On a more comical note, I found a way to still get my exercise in.  I got my hands on a wheelchair and every morning this week, Hna Jarman wraps herself in a Dora the Explorer quilt hops in the wheelchair and we run down the street and back.  Quite the show for the lamas and camels:)  We are going to try to get some weights so she can work out her arms while I push her.  If only people were out at 6:30AM!  Quite the site to see.
 
Our first days were an adjustment for me.  A good lesson, learning to accept change...and learn from it.  We have so much to learn from eachother.  I know there are so many reasons that Hna Jarman and I are together right now in the area that we are.  Here is the thing.  Bernalillo has been knocked to death.  Every week we would take in a progress report to our ward mission leader full of new investigators.  The thing is, none of them would progress.  Something different needed to be done in this area.  And so that is what we are doing.  We are relying on the members more than ever.  We are using the Thomas S. Monson approach which I know has many versions where you teach members a short lesson on the Restoration then give them a paper where they can right down names of people they know in school, work etc...we are using that in conjuction with the branch's 40 day fast.  Hna Jarman is amazed at the support of the branch here compared to down south.  It is all I know.  But it is different now.  Things are working out with members unlike they did before.  Maybe because we are seeking them out more.
 
If there is one thing I am learning is the Lord calls us in our weakness...and he qualifies us.  Every day I come home and realize how many mistakes I made.  How many things I probably could have done better or said better.  And never ever before have I learned to rely on the Lord like I am now.  It is incredible.  Heavenly Father truly is at the head of this work.  I know He is.  I had a couple of rough days with the realization I was in charge until Hna Jarman got to know the area...and we really didn't have too many potentials...and we couldn't walk/tract.  So we turned to the members which has turned out to be a blessing.  Yesterday we had a lesson with a 15 year old girl and her Grandmother.  They are both very catholic, and so we brought a lady from our branch with her 16 year old daughter.  We watched The Restoration but it only worked in English for some reason so the Grandmother didn't understand it.  Afterwards we asked Indi (her Grand-daughter) to tell her Grandma what happened in the movie.  She explained in the most perfect words and Spanish I might add.  We were all like...WOW.  The Spirit was SO incredible.  Then the member went on to bear her testimony of her conversion from the Catholic Church...it was so cool.  They just could relate.  We've had lessons with members before, but never like that.  Where it was just so clear the Spirit taught...we didn't.  When we left the member just said, there is something special about that girl.  Now we have to somehow help her understand the difference between baptism in the Catholic Church and Baptism in the Church of Jesus Christ of Latter-Day Saints.  Power and Authority.  The story of our lives:)
 
Hna Jarman is such a little firecracker.
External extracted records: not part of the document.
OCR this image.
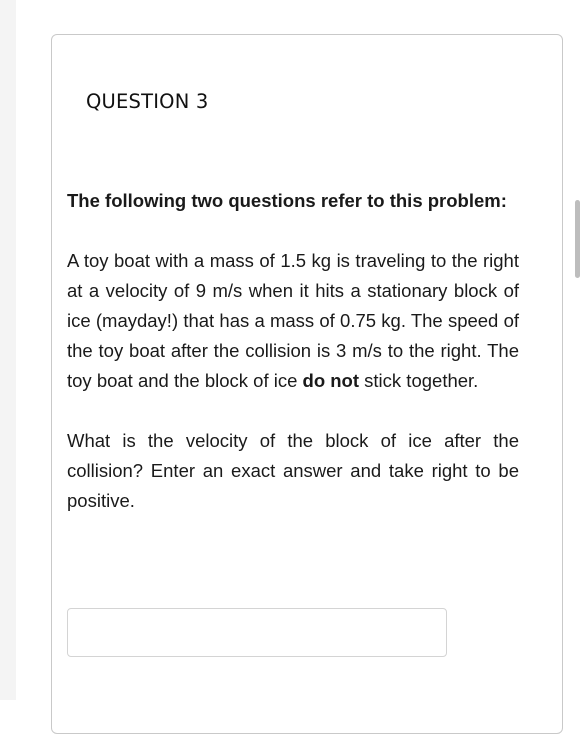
QUESTION 3

The following two questions refer to this problem:

A toy boat with a mass of 1.5 kg is traveling to the right at a velocity of 9 m/s when it hits a stationary block of ice (mayday!) that has a mass of 0.75 kg. The speed of the toy boat after the collision is 3 m/s to the right. The toy boat and the block of ice do not stick together.

What is the velocity of the block of ice after the collision? Enter an exact answer and take right to be positive.
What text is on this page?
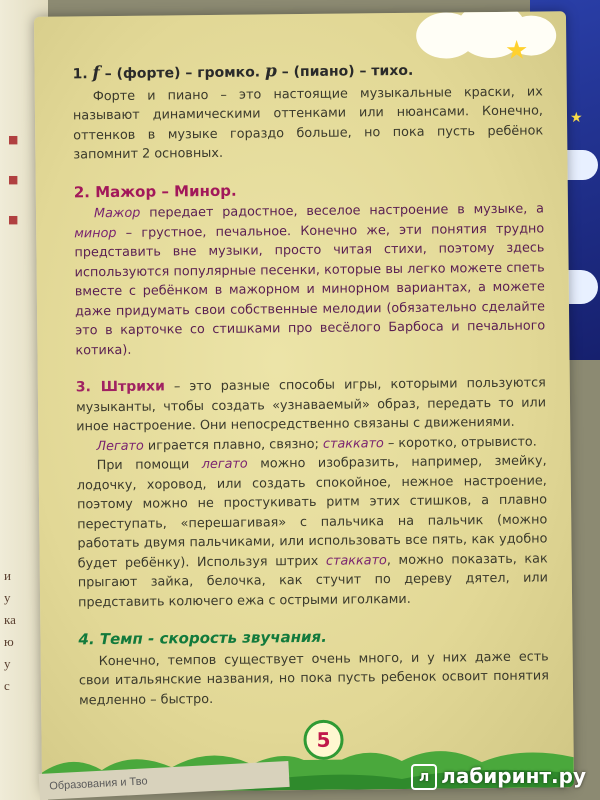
■
■
■
и
у
ка
ю
у
с
★
★
1. f – (форте) – громко. p – (пиано) – тихо.

Форте и пиано – это настоящие музыкальные краски, их называют динамическими оттенками или нюансами. Конечно, оттенков в музыке гораздо больше, но пока пусть ребёнок запомнит 2 основных.

2. Мажор – Минор.

Мажор передает радостное, веселое настроение в музыке, а минор – грустное, печальное. Конечно же, эти понятия трудно представить вне музыки, просто читая стихи, поэтому здесь используются популярные песенки, которые вы легко можете спеть вместе с ребёнком в мажорном и минорном вариантах, а можете даже придумать свои собственные мелодии (обязательно сделайте это в карточке со стишками про весёлого Барбоса и печального котика).

3. Штрихи – это разные способы игры, которыми пользуются музыканты, чтобы создать «узнаваемый» образ, передать то или иное настроение. Они непосредственно связаны с движениями.

Легато играется плавно, связно; стаккато – коротко, отрывисто.

При помощи легато можно изобразить, например, змейку, лодочку, хоровод, или создать спокойное, нежное настроение, поэтому можно не простукивать ритм этих стишков, а плавно переступать, «перешагивая» с пальчика на пальчик (можно работать двумя пальчиками, или использовать все пять, как удобно будет ребёнку). Используя штрих стаккато, можно показать, как прыгают зайка, белочка, как стучит по дереву дятел, или представить колючего ежа с острыми иголками.

4. Темп - скорость звучания.

Конечно, темпов существует очень много, и у них даже есть свои итальянские названия, но пока пусть ребенок освоит понятия медленно – быстро.

5
Образования и Тво	л лабиринт.ру
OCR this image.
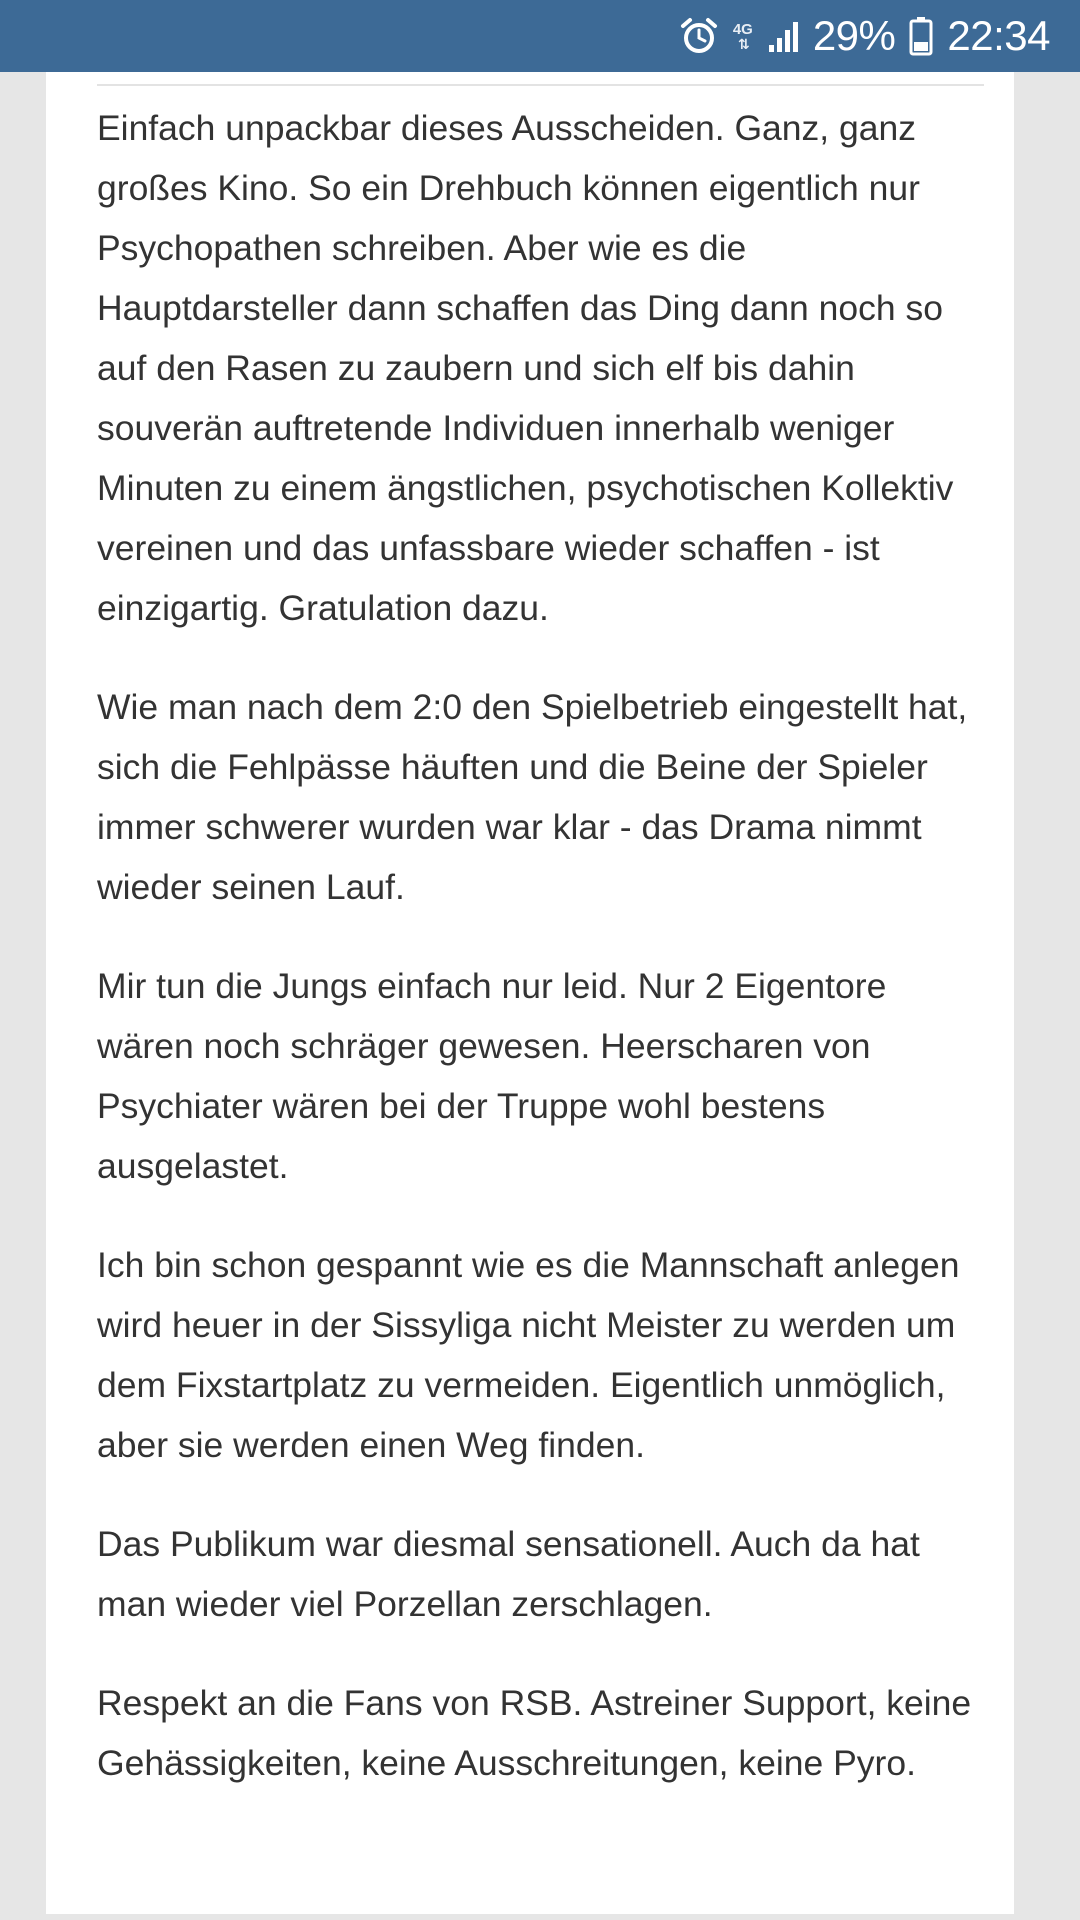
4G
⇅ 29% 22:34

Einfach unpackbar dieses Ausscheiden. Ganz, ganz großes Kino. So ein Drehbuch können eigentlich nur Psychopathen schreiben. Aber wie es die Hauptdarsteller dann schaffen das Ding dann noch so auf den Rasen zu zaubern und sich elf bis dahin souverän auftretende Individuen innerhalb weniger Minuten zu einem ängstlichen, psychotischen Kollektiv vereinen und das unfassbare wieder schaffen - ist einzigartig. Gratulation dazu.

Wie man nach dem 2:0 den Spielbetrieb eingestellt hat, sich die Fehlpässe häuften und die Beine der Spieler immer schwerer wurden war klar - das Drama nimmt wieder seinen Lauf.

Mir tun die Jungs einfach nur leid. Nur 2 Eigentore wären noch schräger gewesen. Heerscharen von Psychiater wären bei der Truppe wohl bestens ausgelastet.

Ich bin schon gespannt wie es die Mannschaft anlegen wird heuer in der Sissyliga nicht Meister zu werden um dem Fixstartplatz zu vermeiden. Eigentlich unmöglich, aber sie werden einen Weg finden.

Das Publikum war diesmal sensationell. Auch da hat man wieder viel Porzellan zerschlagen.

Respekt an die Fans von RSB. Astreiner Support, keine Gehässigkeiten, keine Ausschreitungen, keine Pyro.
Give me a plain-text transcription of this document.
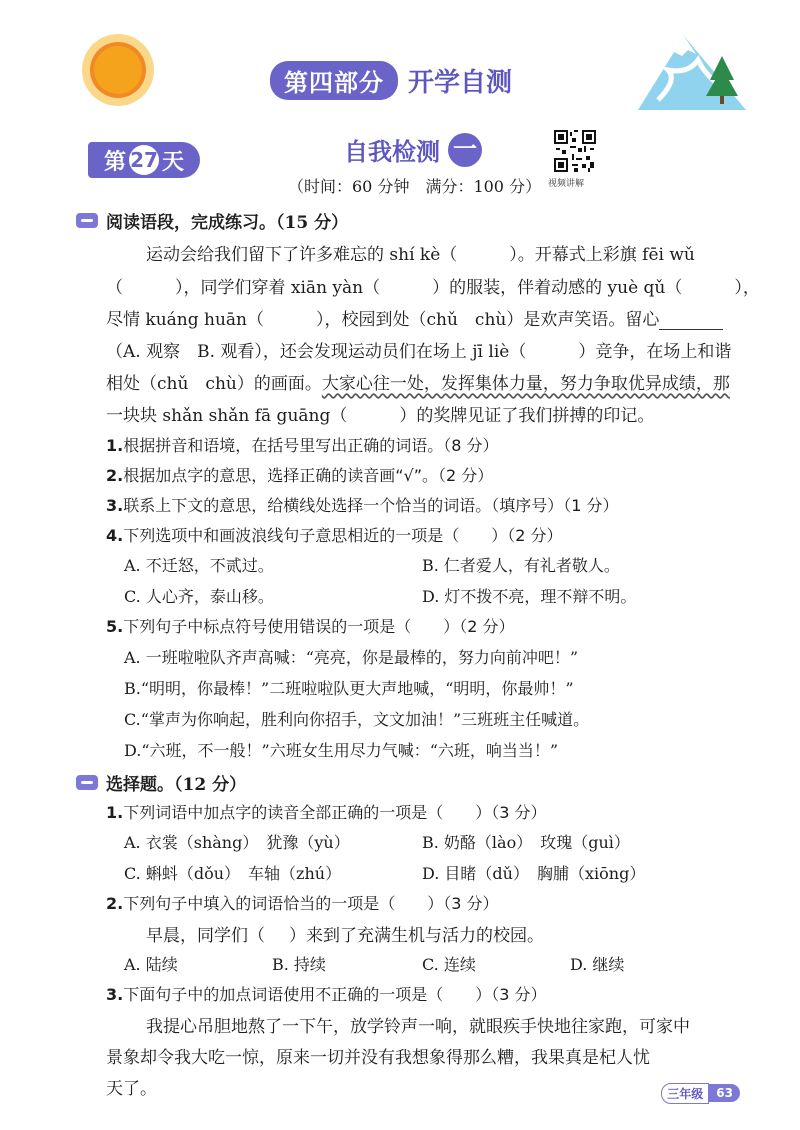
第四部分 开学自测
第 27 天	自我检测 一
视频讲解
（时间：60 分钟　满分：100 分）
阅读语段，完成练习。（15 分）
运动会给我们留下了许多难忘的 shí kè（	）。开幕式上彩旗 fēi wǔ
（	），同学们穿着 xiān yàn（	）的服装，伴着动感的 yuè qǔ（	），
尽情 kuáng huān（	），校园到处（chǔ　chù）是欢声笑语。留心
（A. 观察　B. 观看），还会发现运动员们在场上 jī liè（	）竞争，在场上和谐
相处（chǔ　chù）的画面。大家心往一处，发挥集体力量，努力争取优异成绩，那
一块块 shǎn shǎn fā guāng（	）的奖牌见证了我们拼搏的印记。
1.根据拼音和语境，在括号里写出正确的词语。（8 分）
2.根据加点字的意思，选择正确的读音画“√”。（2 分）
3.联系上下文的意思，给横线处选择一个恰当的词语。（填序号）（1 分）
4.下列选项中和画波浪线句子意思相近的一项是（　　）（2 分）
A. 不迁怒，不贰过。	B. 仁者爱人，有礼者敬人。
C. 人心齐，泰山移。	D. 灯不拨不亮，理不辩不明。
5.下列句子中标点符号使用错误的一项是（　　）（2 分）
A. 一班啦啦队齐声高喊：“亮亮，你是最棒的，努力向前冲吧！”
B.“明明，你最棒！”二班啦啦队更大声地喊，“明明，你最帅！”
C.“掌声为你响起，胜利向你招手，文文加油！”三班班主任喊道。
D.“六班，不一般！”六班女生用尽力气喊：“六班，响当当！”
选择题。（12 分）
1.下列词语中加点字的读音全部正确的一项是（　　）（3 分）
A. 衣裳（shàng）　 犹豫（yù）	B. 奶酪（lào）　 玫瑰（guì）
C. 蝌蚪（dǒu）　 车轴（zhú）	D. 目睹（dǔ）　 胸脯（xiōng）
2.下列句子中填入的词语恰当的一项是（　　）（3 分）
早晨，同学们（ ）来到了充满生机与活力的校园。
A. 陆续	B. 持续	C. 连续	D. 继续
3.下面句子中的加点词语使用不正确的一项是（　　）（3 分）
我提心吊胆地熬了一下午，放学铃声一响，就眼疾手快地往家跑，可家中
景象却令我大吃一惊，原来一切并没有我想象得那么糟，我果真是杞人忧
天了。	三年级	63
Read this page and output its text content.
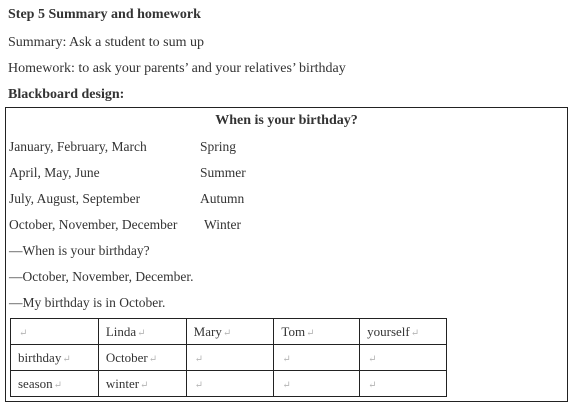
Step 5 Summary and homework
Summary: Ask a student to sum up
Homework: to ask your parents’ and your relatives’ birthday
Blackboard design:
When is your birthday?
January, February, March	Spring
April, May, June	Summer
July, August, September	Autumn
October, November, December Winter
—When is your birthday?
—October, November, December.
—My birthday is in October.
↵	Linda↵	Mary↵	Tom↵	yourself↵
birthday↵	October↵	↵	↵	↵
season↵	winter↵	↵	↵	↵
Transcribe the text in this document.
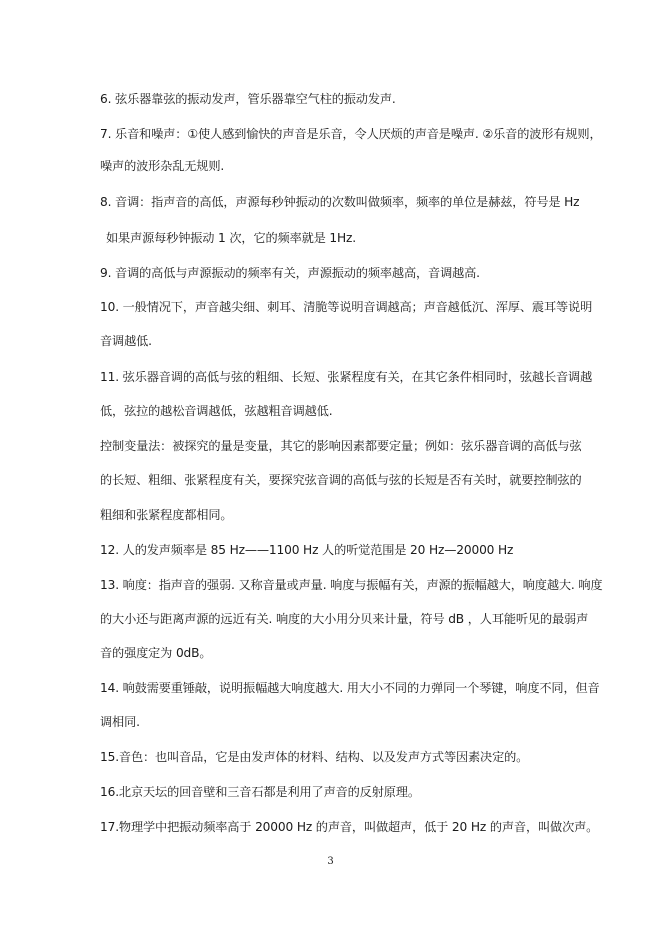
6. 弦乐器靠弦的振动发声，管乐器靠空气柱的振动发声.
7. 乐音和噪声：①使人感到愉快的声音是乐音，令人厌烦的声音是噪声. ②乐音的波形有规则，
噪声的波形杂乱无规则.
8. 音调：指声音的高低，声源每秒钟振动的次数叫做频率，频率的单位是赫兹，符号是 Hz
如果声源每秒钟振动 1 次，它的频率就是 1Hz.
9. 音调的高低与声源振动的频率有关，声源振动的频率越高，音调越高.
10. 一般情况下，声音越尖细、刺耳、清脆等说明音调越高；声音越低沉、浑厚、震耳等说明
音调越低.
11. 弦乐器音调的高低与弦的粗细、长短、张紧程度有关，在其它条件相同时，弦越长音调越
低，弦拉的越松音调越低，弦越粗音调越低.
控制变量法：被探究的量是变量，其它的影响因素都要定量；例如：弦乐器音调的高低与弦
的长短、粗细、张紧程度有关，要探究弦音调的高低与弦的长短是否有关时，就要控制弦的
粗细和张紧程度都相同。
12. 人的发声频率是 85 Hz——1100 Hz 人的听觉范围是 20 Hz—20000 Hz
13. 响度：指声音的强弱. 又称音量或声量. 响度与振幅有关，声源的振幅越大，响度越大. 响度
的大小还与距离声源的远近有关. 响度的大小用分贝来计量，符号 dB ，人耳能听见的最弱声
音的强度定为 0dB。
14. 响鼓需要重锤敲，说明振幅越大响度越大. 用大小不同的力弹同一个琴键，响度不同，但音
调相同.
15.音色：也叫音品，它是由发声体的材料、结构、以及发声方式等因素决定的。
16.北京天坛的回音壁和三音石都是利用了声音的反射原理。
17.物理学中把振动频率高于 20000 Hz 的声音，叫做超声，低于 20 Hz 的声音，叫做次声。
3
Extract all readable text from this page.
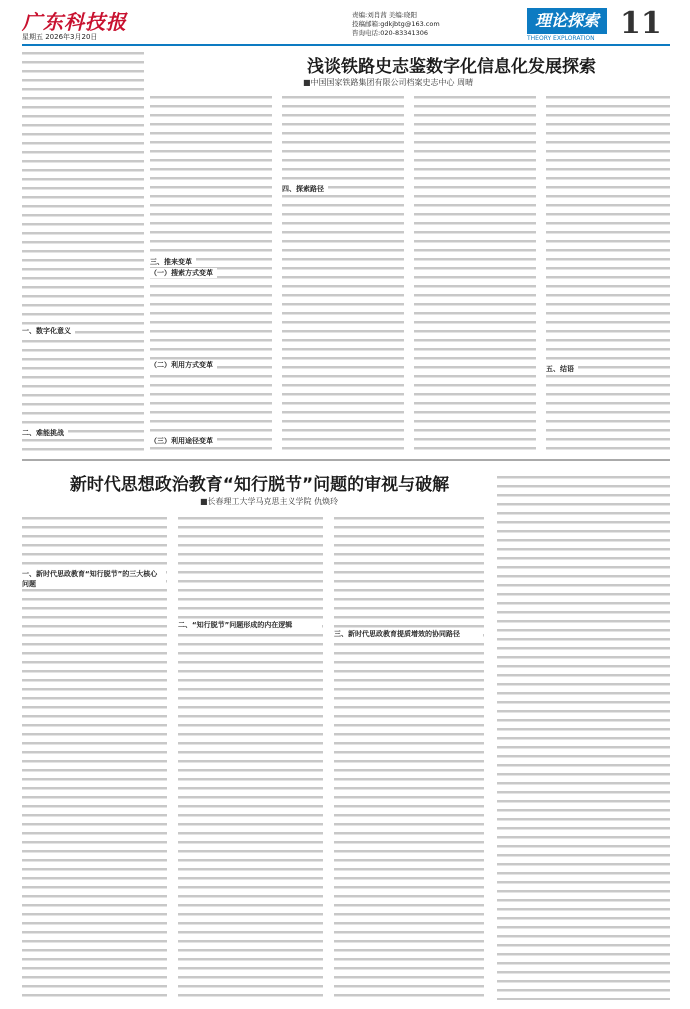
广东科技报
星期五 2026年3月20日
责编:刘肖茜 美编:晓阳
投稿邮箱:gdkjbtg@163.com
咨询电话:020-83341306
理论探索
THEORY EXPLORATION 11
浅谈铁路史志鉴数字化信息化发展探索
■中国国家铁路集团有限公司档案史志中心 周晴
一、数字化意义
二、难能挑战
三、推来变革
（一）搜索方式变革
（二）利用方式变革
（三）利用途径变革
四、探索路径
五、结语
新时代思想政治教育“知行脱节”问题的审视与破解
■长春理工大学马克思主义学院 仇焕玲
一、新时代思政教育“知行脱节”的三大核心问题
二、“知行脱节”问题形成的内在逻辑
三、新时代思政教育提质增效的协同路径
Although our Spanish may be pretty beginner, our skills still developing, and our physical state slightly debilitating.  We have SO MUCH desire.  And little Hna Jarman has so much FAITH.  And that is what it is all about.  I know good things are to come.  I don't know when, I don't know how.  But we are just trying to listen and do our very best.  The Lord will make up for the rest.  Just like it says in 1 Ne 11:17...I know God loves ALL his children but I do not know the meaning of all things.  Someday we will know.  But for now.  On with FAITH right. 
 
Complete trust no matter what happens.
 
I love you all and hope you have a great week.  Remember when all else fails...say a prayer.  That is what i've been doing.  It's actually better to start it out that way, but you know what I mean.